In the given figure, ABC is an equilateral triangle; PQ || AC and AC is produced to R such that CR = BP.

Solution:

Since $\Delta \mathrm{ABC}$ is an equilateral $\Delta$, then

$\angle \mathrm{ABC}=\angle \mathrm{BCA}=\angle \mathrm{CAB}=60^{\circ}$

Since PQ $\| \mathrm{CA}$ and PC is a transversal, then

$\angle \mathrm{BPQ}=\angle \mathrm{BCA}=60^{\circ} \quad$ (Corresponding angles)

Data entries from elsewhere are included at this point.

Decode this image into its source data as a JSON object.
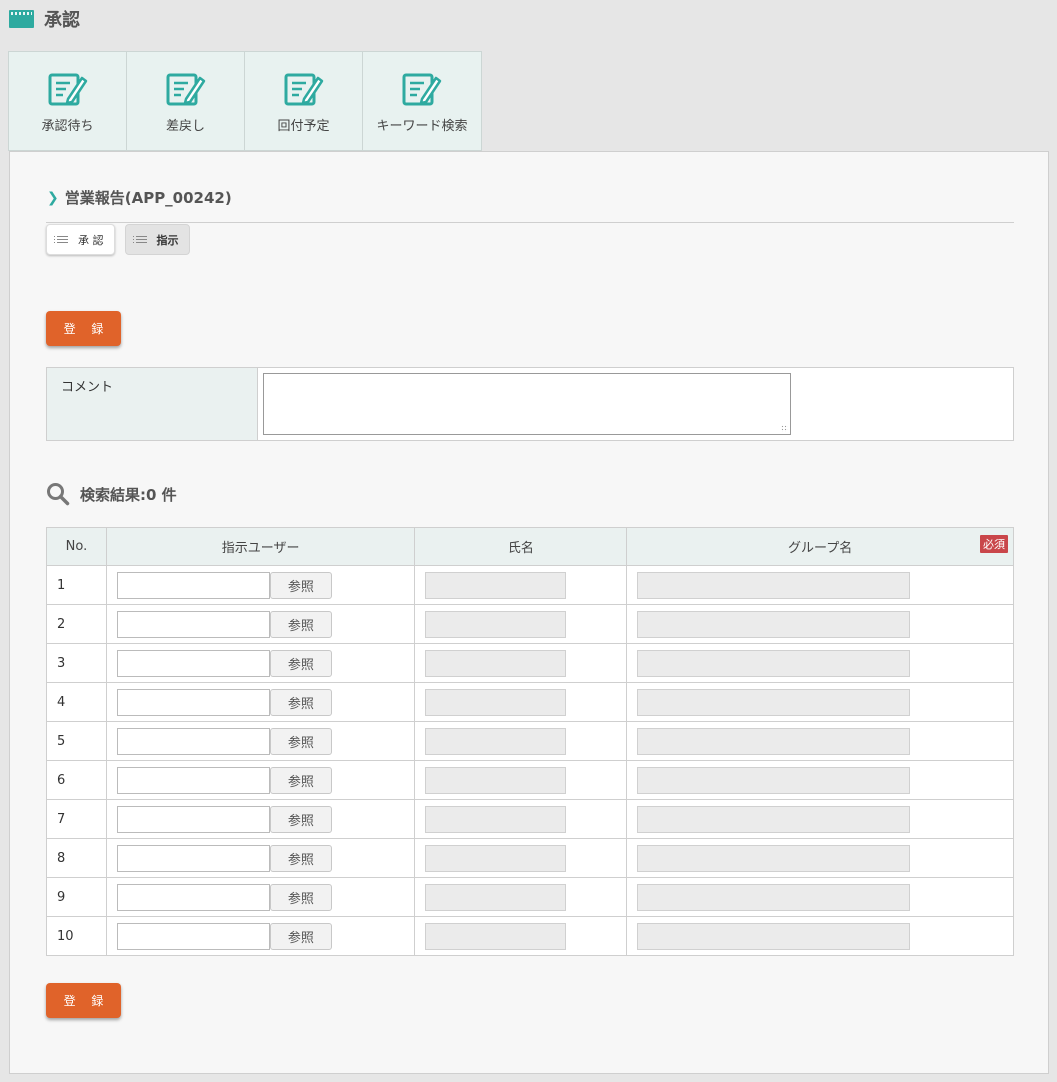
{
  "page": {
    "title": "承認"
  },
  "tabs": [
    {
      "label": "承認待ち"
    },
    {
      "label": "差戻し"
    },
    {
      "label": "回付予定"
    },
    {
      "label": "キーワード検索"
    }
  ],
  "section": {
    "title": "営業報告(APP_00242)"
  },
  "subtabs": [
    {
      "label": "承 認",
      "active": true
    },
    {
      "label": "指示",
      "active": false
    }
  ],
  "actions": {
    "register_label": "登 録"
  },
  "comment": {
    "label": "コメント",
    "value": ""
  },
  "search": {
    "result_label": "検索結果:0 件"
  },
  "table": {
    "headers": {
      "no": "No.",
      "user": "指示ユーザー",
      "name": "氏名",
      "group": "グループ名"
    },
    "required_badge": "必須",
    "ref_label": "参照",
    "rows": [
      {
        "no": "1",
        "user": "",
        "name": "",
        "group": ""
      },
      {
        "no": "2",
        "user": "",
        "name": "",
        "group": ""
      },
      {
        "no": "3",
        "user": "",
        "name": "",
        "group": ""
      },
      {
        "no": "4",
        "user": "",
        "name": "",
        "group": ""
      },
      {
        "no": "5",
        "user": "",
        "name": "",
        "group": ""
      },
      {
        "no": "6",
        "user": "",
        "name": "",
        "group": ""
      },
      {
        "no": "7",
        "user": "",
        "name": "",
        "group": ""
      },
      {
        "no": "8",
        "user": "",
        "name": "",
        "group": ""
      },
      {
        "no": "9",
        "user": "",
        "name": "",
        "group": ""
      },
      {
        "no": "10",
        "user": "",
        "name": "",
        "group": ""
      }
    ]
  },
  "colors": {
    "accent": "#2eaaa0",
    "button": "#e0632a",
    "required": "#c9464a"
  },
  "icons": {
    "title": "window-icon",
    "tab": "edit-note-icon",
    "search": "search-icon",
    "list": "list-icon"
  }
}
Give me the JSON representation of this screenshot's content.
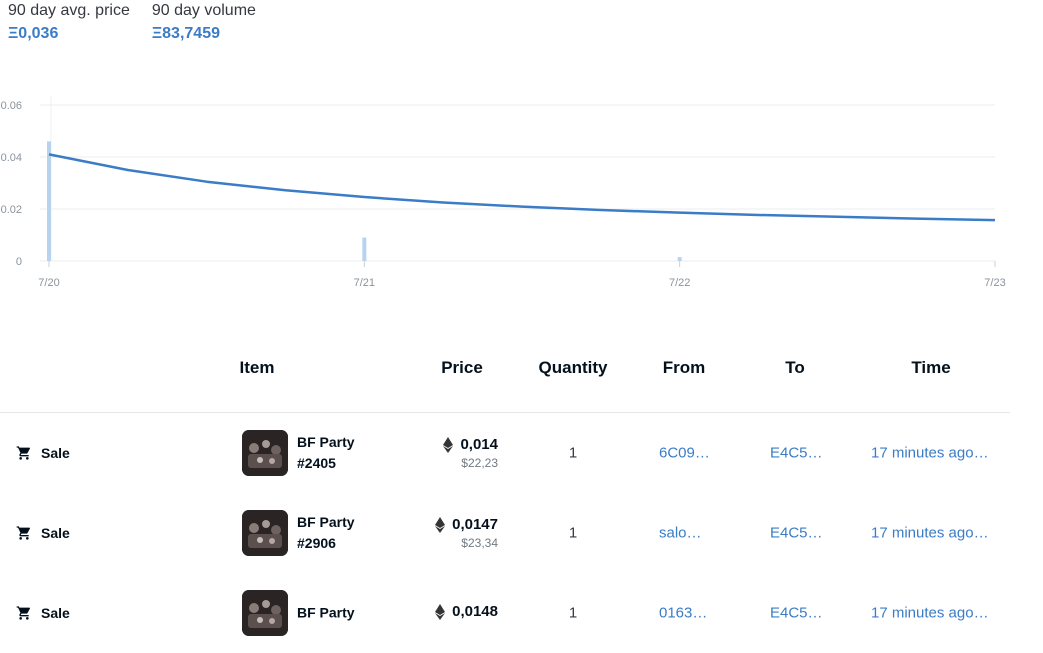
{
  "stats": {
    "avg_label": "90 day avg. price",
    "avg_value": "Ξ0,036",
    "volume_label": "90 day volume",
    "volume_value": "Ξ83,7459"
  },
  "chart_data": {
    "type": "line",
    "x_ticks": [
      "7/20",
      "7/21",
      "7/22",
      "7/23"
    ],
    "y_ticks": [
      "0.06",
      "0.04",
      "0.02",
      "0"
    ],
    "ylim": [
      0,
      0.06
    ],
    "series": [
      {
        "x": [
          0,
          0.25,
          0.5,
          0.75,
          1,
          1.25,
          1.5,
          1.75,
          2,
          2.25,
          2.5,
          2.75,
          3
        ],
        "values": [
          0.041,
          0.035,
          0.0305,
          0.0272,
          0.0246,
          0.0225,
          0.0209,
          0.0196,
          0.0186,
          0.0177,
          0.017,
          0.0163,
          0.0157
        ]
      }
    ],
    "volume_bars": [
      {
        "x": 0.0,
        "value": 0.046
      },
      {
        "x": 1.0,
        "value": 0.009
      },
      {
        "x": 2.0,
        "value": 0.0015
      }
    ],
    "colors": {
      "line": "#3a7cc6",
      "bars": "#b8d3ee",
      "grid": "#e8ecf0"
    }
  },
  "table": {
    "headers": {
      "item": "Item",
      "price": "Price",
      "quantity": "Quantity",
      "from": "From",
      "to": "To",
      "time": "Time"
    },
    "rows": [
      {
        "event": "Sale",
        "item_line1": "BF Party",
        "item_line2": "#2405",
        "price_eth": "0,014",
        "price_usd": "$22,23",
        "quantity": "1",
        "from": "6C09…",
        "to": "E4C5…",
        "time": "17 minutes ago…"
      },
      {
        "event": "Sale",
        "item_line1": "BF Party",
        "item_line2": "#2906",
        "price_eth": "0,0147",
        "price_usd": "$23,34",
        "quantity": "1",
        "from": "salo…",
        "to": "E4C5…",
        "time": "17 minutes ago…"
      },
      {
        "event": "Sale",
        "item_line1": "BF Party",
        "item_line2": "",
        "price_eth": "0,0148",
        "price_usd": "",
        "quantity": "1",
        "from": "0163…",
        "to": "E4C5…",
        "time": "17 minutes ago…"
      }
    ]
  }
}
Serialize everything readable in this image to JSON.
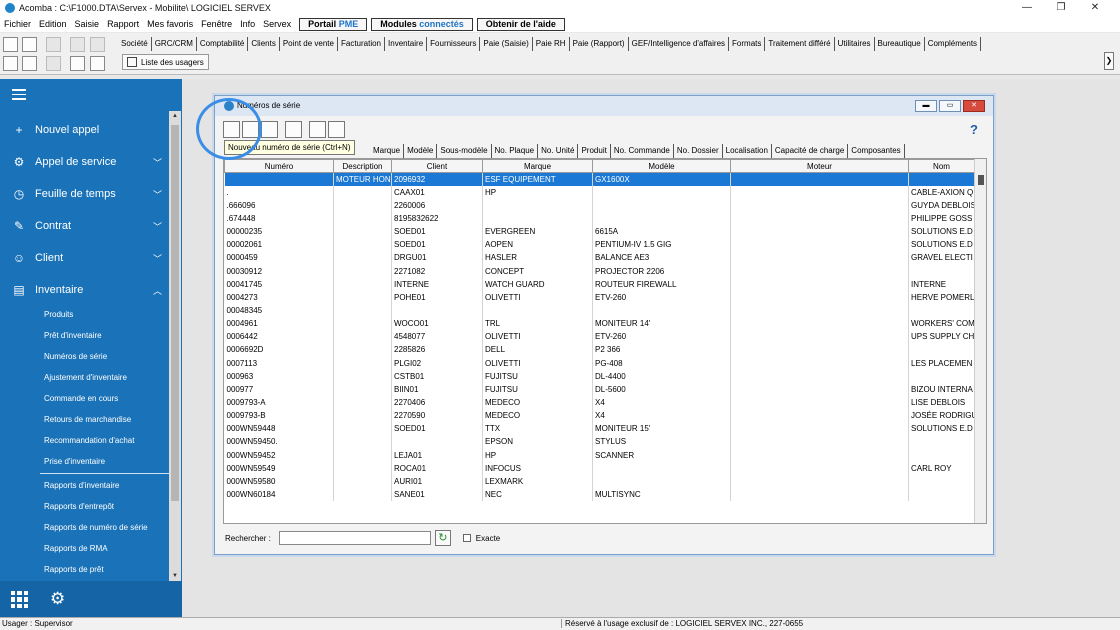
{
  "window": {
    "title": "Acomba : C:\\F1000.DTA\\Servex - Mobilite\\  LOGICIEL SERVEX",
    "controls": [
      "—",
      "❐",
      "✕"
    ]
  },
  "menu": {
    "items": [
      "Fichier",
      "Edition",
      "Saisie",
      "Rapport",
      "Mes favoris",
      "Fenêtre",
      "Info",
      "Servex"
    ],
    "portail_a": "Portail ",
    "portail_b": "PME",
    "modules_a": "Modules ",
    "modules_b": "connectés",
    "aide": "Obtenir de l'aide"
  },
  "modules": [
    "Société",
    "GRC/CRM",
    "Comptabilité",
    "Clients",
    "Point de vente",
    "Facturation",
    "Inventaire",
    "Fournisseurs",
    "Paie (Saisie)",
    "Paie RH",
    "Paie (Rapport)",
    "GEF/Intelligence d'affaires",
    "Formats",
    "Traitement différé",
    "Utilitaires",
    "Bureautique",
    "Compléments"
  ],
  "users_list_label": "Liste des usagers",
  "sidebar": {
    "main": [
      {
        "label": "Nouvel appel",
        "icon": "+",
        "chevron": ""
      },
      {
        "label": "Appel de service",
        "icon": "⚙",
        "chevron": "﹀"
      },
      {
        "label": "Feuille de temps",
        "icon": "◷",
        "chevron": "﹀"
      },
      {
        "label": "Contrat",
        "icon": "✎",
        "chevron": "﹀"
      },
      {
        "label": "Client",
        "icon": "☺",
        "chevron": "﹀"
      },
      {
        "label": "Inventaire",
        "icon": "▤",
        "chevron": "︿"
      }
    ],
    "sub": [
      "Produits",
      "Prêt d'inventaire",
      "Numéros de série",
      "Ajustement d'inventaire",
      "Commande en cours",
      "Retours de marchandise",
      "Recommandation d'achat",
      "Prise d'inventaire",
      "Rapports d'inventaire",
      "Rapports d'entrepôt",
      "Rapports de numéro de série",
      "Rapports de RMA",
      "Rapports de prêt"
    ]
  },
  "dialog": {
    "title": "Numéros de série",
    "help": "?",
    "tooltip": "Nouveau numéro de série (Ctrl+N)",
    "filter_tabs": [
      "Marque",
      "Modèle",
      "Sous-modèle",
      "No. Plaque",
      "No. Unité",
      "Produit",
      "No. Commande",
      "No. Dossier",
      "Localisation",
      "Capacité de charge",
      "Composantes"
    ],
    "columns": [
      "Numéro",
      "Description",
      "Client",
      "Marque",
      "Modèle",
      "Moteur",
      "Nom"
    ],
    "rows": [
      [
        "",
        "MOTEUR HONDA",
        "2096932",
        "ESF EQUIPEMENT",
        "GX1600X",
        "",
        ""
      ],
      [
        ".",
        "",
        "CAAX01",
        "HP",
        "",
        "",
        "CABLE-AXION Q"
      ],
      [
        ".666096",
        "",
        "2260006",
        "",
        "",
        "",
        "GUYDA DEBLOIS"
      ],
      [
        ".674448",
        "",
        "8195832622",
        "",
        "",
        "",
        "PHILIPPE GOSS"
      ],
      [
        "00000235",
        "",
        "SOED01",
        "EVERGREEN",
        "6615A",
        "",
        "SOLUTIONS E.D"
      ],
      [
        "00002061",
        "",
        "SOED01",
        "AOPEN",
        "PENTIUM-IV 1.5 GIG",
        "",
        "SOLUTIONS E.D"
      ],
      [
        "0000459",
        "",
        "DRGU01",
        "HASLER",
        "BALANCE AE3",
        "",
        "GRAVEL ELECTI"
      ],
      [
        "00030912",
        "",
        "2271082",
        "CONCEPT",
        "PROJECTOR 2206",
        "",
        ""
      ],
      [
        "00041745",
        "",
        "INTERNE",
        "WATCH GUARD",
        "ROUTEUR FIREWALL",
        "",
        "INTERNE"
      ],
      [
        "0004273",
        "",
        "POHE01",
        "OLIVETTI",
        "ETV-260",
        "",
        "HERVE POMERL"
      ],
      [
        "00048345",
        "",
        "",
        "",
        "",
        "",
        ""
      ],
      [
        "0004961",
        "",
        "WOCO01",
        "TRL",
        "MONITEUR 14'",
        "",
        "WORKERS' COM"
      ],
      [
        "0006442",
        "",
        "4548077",
        "OLIVETTI",
        "ETV-260",
        "",
        "UPS SUPPLY CH"
      ],
      [
        "0006692D",
        "",
        "2285826",
        "DELL",
        "P2 366",
        "",
        ""
      ],
      [
        "0007113",
        "",
        "PLGI02",
        "OLIVETTI",
        "PG-408",
        "",
        "LES PLACEMEN"
      ],
      [
        "000963",
        "",
        "CSTB01",
        "FUJITSU",
        "DL-4400",
        "",
        ""
      ],
      [
        "000977",
        "",
        "BIIN01",
        "FUJITSU",
        "DL-5600",
        "",
        "BIZOU INTERNA"
      ],
      [
        "0009793-A",
        "",
        "2270406",
        "MEDECO",
        "X4",
        "",
        "LISE DEBLOIS"
      ],
      [
        "0009793-B",
        "",
        "2270590",
        "MEDECO",
        "X4",
        "",
        "JOSÉE RODRIGU"
      ],
      [
        "000WN59448",
        "",
        "SOED01",
        "TTX",
        "MONITEUR 15'",
        "",
        "SOLUTIONS E.D"
      ],
      [
        "000WN59450.",
        "",
        "",
        "EPSON",
        "STYLUS",
        "",
        ""
      ],
      [
        "000WN59452",
        "",
        "LEJA01",
        "HP",
        "SCANNER",
        "",
        ""
      ],
      [
        "000WN59549",
        "",
        "ROCA01",
        "INFOCUS",
        "",
        "",
        "CARL ROY"
      ],
      [
        "000WN59580",
        "",
        "AURI01",
        "LEXMARK",
        "",
        "",
        ""
      ],
      [
        "000WN60184",
        "",
        "SANE01",
        "NEC",
        "MULTISYNC",
        "",
        ""
      ]
    ],
    "search_label": "Rechercher :",
    "search_value": "",
    "exact_label": "Exacte"
  },
  "status": {
    "user": "Usager : Supervisor",
    "owner": "Réservé à l'usage exclusif de : LOGICIEL SERVEX INC., 227-0655"
  },
  "colors": {
    "sidebar": "#1a72b8",
    "selection": "#1b78d4",
    "highlight": "#3b8ee6"
  }
}
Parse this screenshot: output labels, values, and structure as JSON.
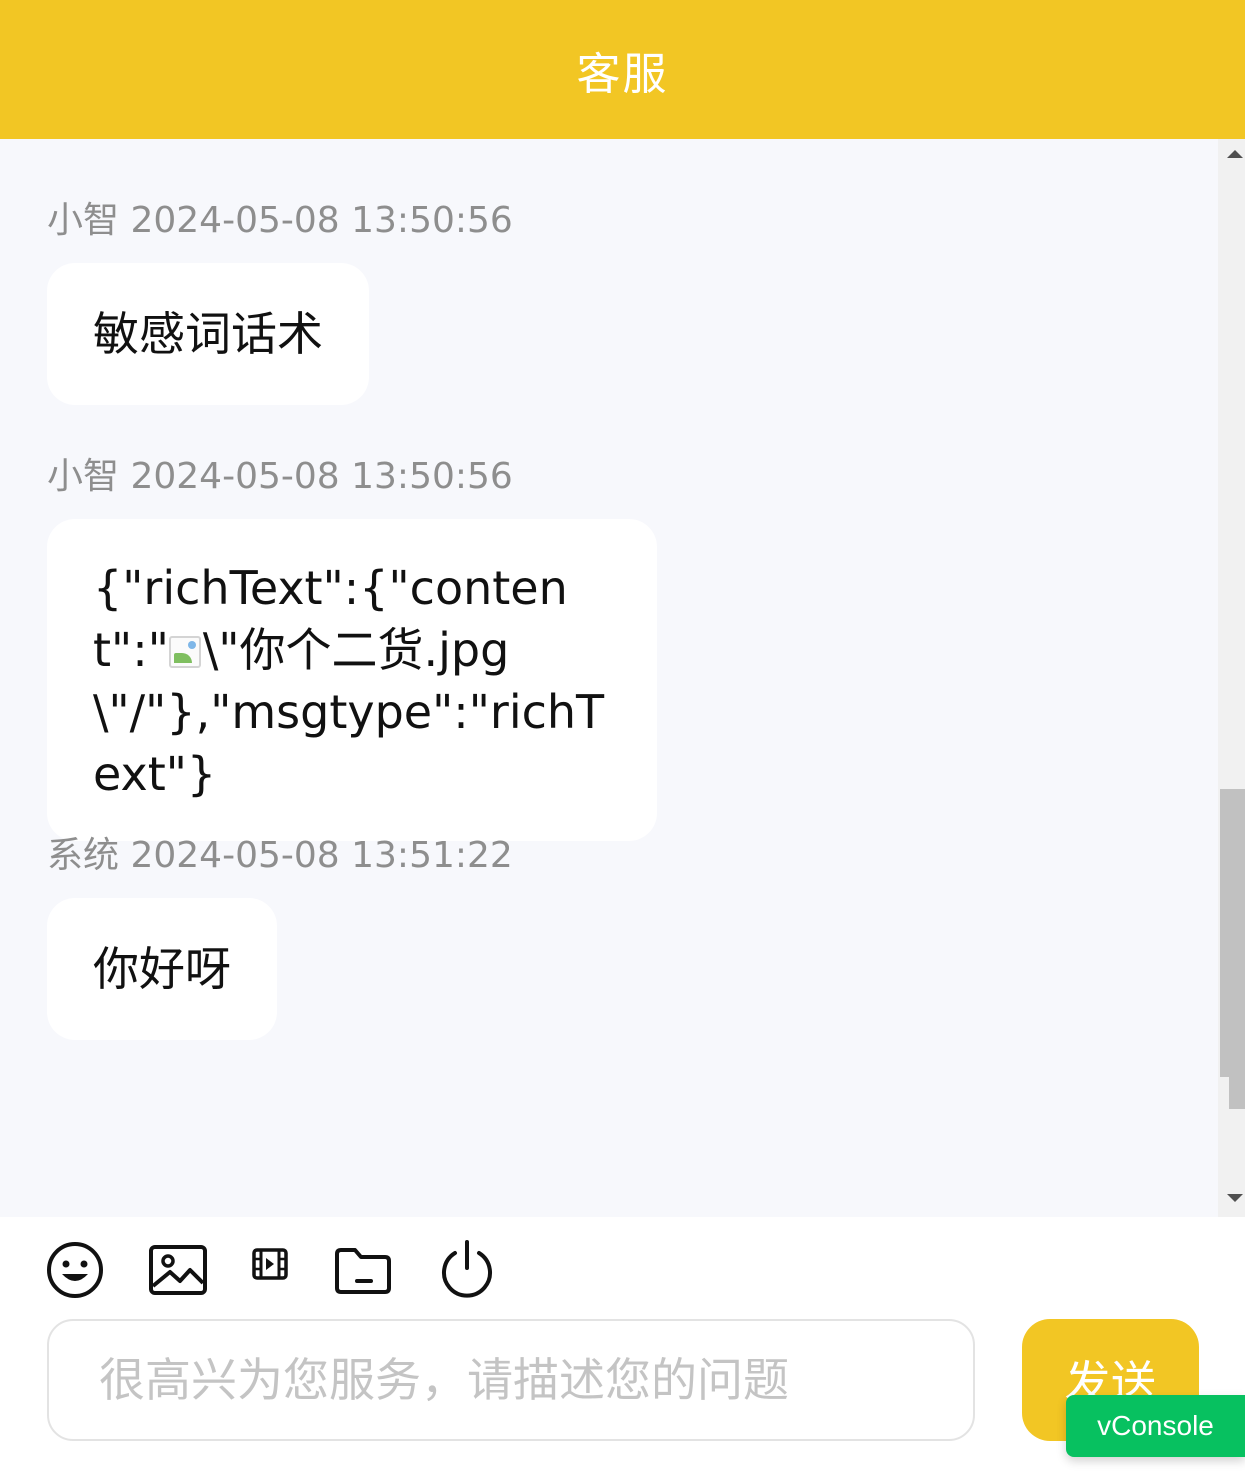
{
  "header": {
    "title": "客服"
  },
  "messages": [
    {
      "sender": "小智",
      "time": "2024-05-08 13:50:56",
      "text": "敏感词话术"
    },
    {
      "sender": "小智",
      "time": "2024-05-08 13:50:56",
      "text_before": "{\"richText\":{\"content\":\"",
      "text_after": "\\\"你个二货.jpg\\\"/\"},\"msgtype\":\"richText\"}"
    },
    {
      "sender": "系统",
      "time": "2024-05-08 13:51:22",
      "text": "你好呀"
    }
  ],
  "toolbar": {
    "icons": [
      "emoji-icon",
      "image-icon",
      "video-icon",
      "folder-icon",
      "power-icon"
    ]
  },
  "input": {
    "placeholder": "很高兴为您服务，请描述您的问题",
    "value": ""
  },
  "send_label": "发送",
  "vconsole_label": "vConsole",
  "colors": {
    "accent": "#f2c624",
    "vconsole": "#07c160",
    "chat_bg": "#f7f8fc"
  }
}
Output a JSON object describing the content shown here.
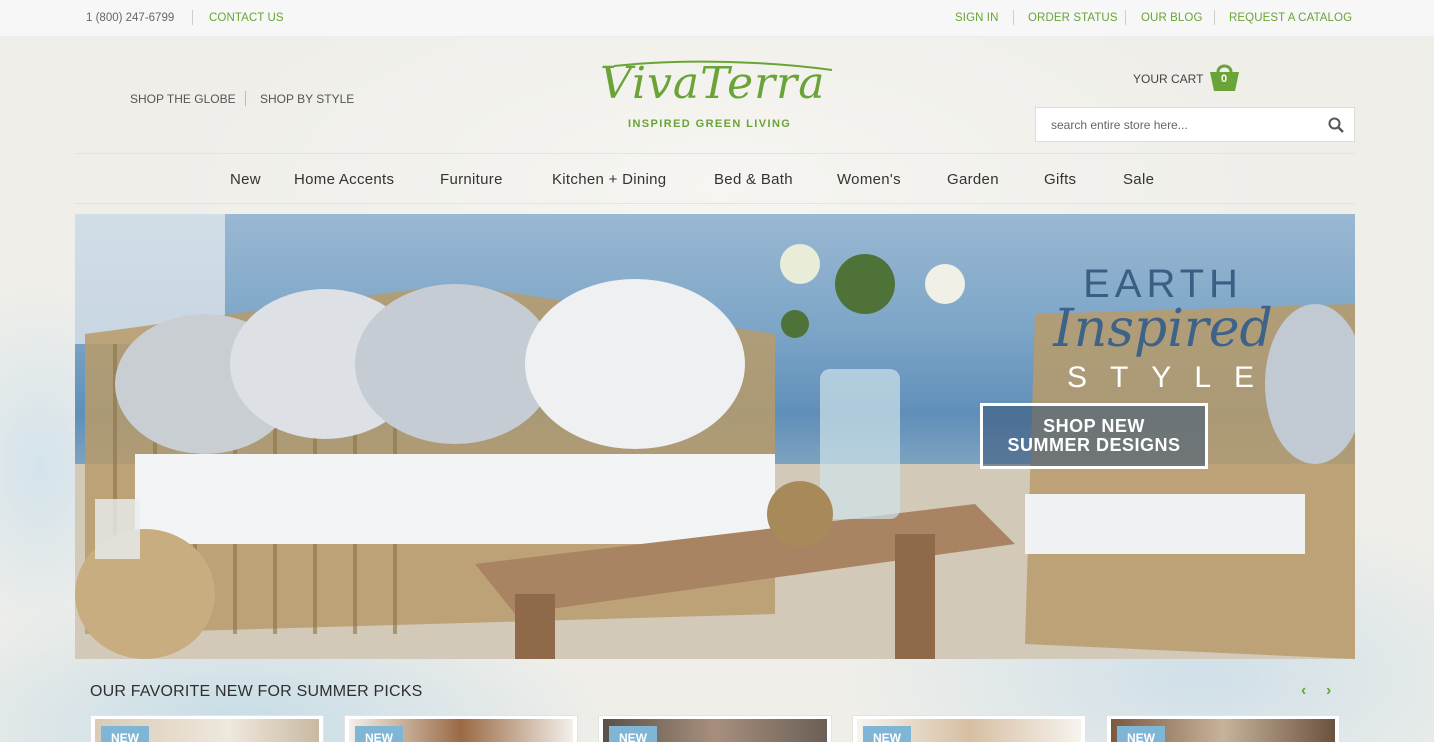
{
  "topbar": {
    "phone": "1 (800) 247-6799",
    "contact": "CONTACT US",
    "sign_in": "SIGN IN",
    "order_status": "ORDER STATUS",
    "our_blog": "OUR BLOG",
    "request_catalog": "REQUEST A CATALOG"
  },
  "header": {
    "shop_globe": "SHOP THE GLOBE",
    "shop_style": "SHOP BY STYLE",
    "logo_script": "VivaTerra",
    "logo_tagline": "INSPIRED GREEN LIVING",
    "cart_label": "YOUR CART",
    "cart_count": "0",
    "search_placeholder": "search entire store here..."
  },
  "nav": {
    "items": [
      "New",
      "Home Accents",
      "Furniture",
      "Kitchen + Dining",
      "Bed & Bath",
      "Women's",
      "Garden",
      "Gifts",
      "Sale"
    ]
  },
  "hero": {
    "line1": "EARTH",
    "line2": "Inspired",
    "line3": "STYLE",
    "cta_line1": "SHOP NEW",
    "cta_line2": "SUMMER DESIGNS"
  },
  "picks": {
    "title": "OUR FAVORITE NEW FOR SUMMER PICKS",
    "badges": [
      "NEW",
      "NEW",
      "NEW",
      "NEW",
      "NEW"
    ]
  },
  "colors": {
    "brand_green": "#6aa337",
    "hero_blue": "#3b5f84",
    "badge_blue": "#7fb6d6"
  },
  "icons": {
    "cart": "basket-icon",
    "search": "search-icon",
    "prev": "chevron-left-icon",
    "next": "chevron-right-icon"
  }
}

Since PQ $\| \mathrm{CA}$ and QA is a transversal, then

$\angle \mathrm{BQP}=\angle \mathrm{BAC}=60^{\circ} \quad$ (Corresponding angles)

Further, $\angle \mathrm{B}=60^{\circ}$

In $\Delta \mathrm{BPQ}$

$\angle \mathrm{B}=\angle \mathrm{BPQ}=\angle \mathrm{BQP}=60^{\circ}$

$\therefore \triangle \mathrm{BPQ}$ is an equilateral triangle.

i. e., $B P=P Q=B Q$

Now, $B P=C R$

$\Rightarrow \mathrm{PQ}=\mathrm{CR} \quad \ldots(1)$

Considering $\triangle \mathrm{MPQ}$ and $\triangle \mathrm{MCR}$, we get:

$\angle \mathrm{PQM}=\angle \mathrm{MRC} \quad$ (Alternate interior angles)

$\angle \mathrm{PMQ}=\angle \mathrm{CMR} \quad($ Vertically opposite angles $)$

$\mathrm{PQ}=\mathrm{CR} \quad$ [using (1)]

$\Delta \mathrm{MPQ} \cong \Delta \mathrm{MCR}$ (AAS criterion)

$\Rightarrow \mathrm{MP}=\mathrm{MC} \quad$ [Corresponding parts of congruent triangles are equal]

$\Rightarrow$ QR bisects PC.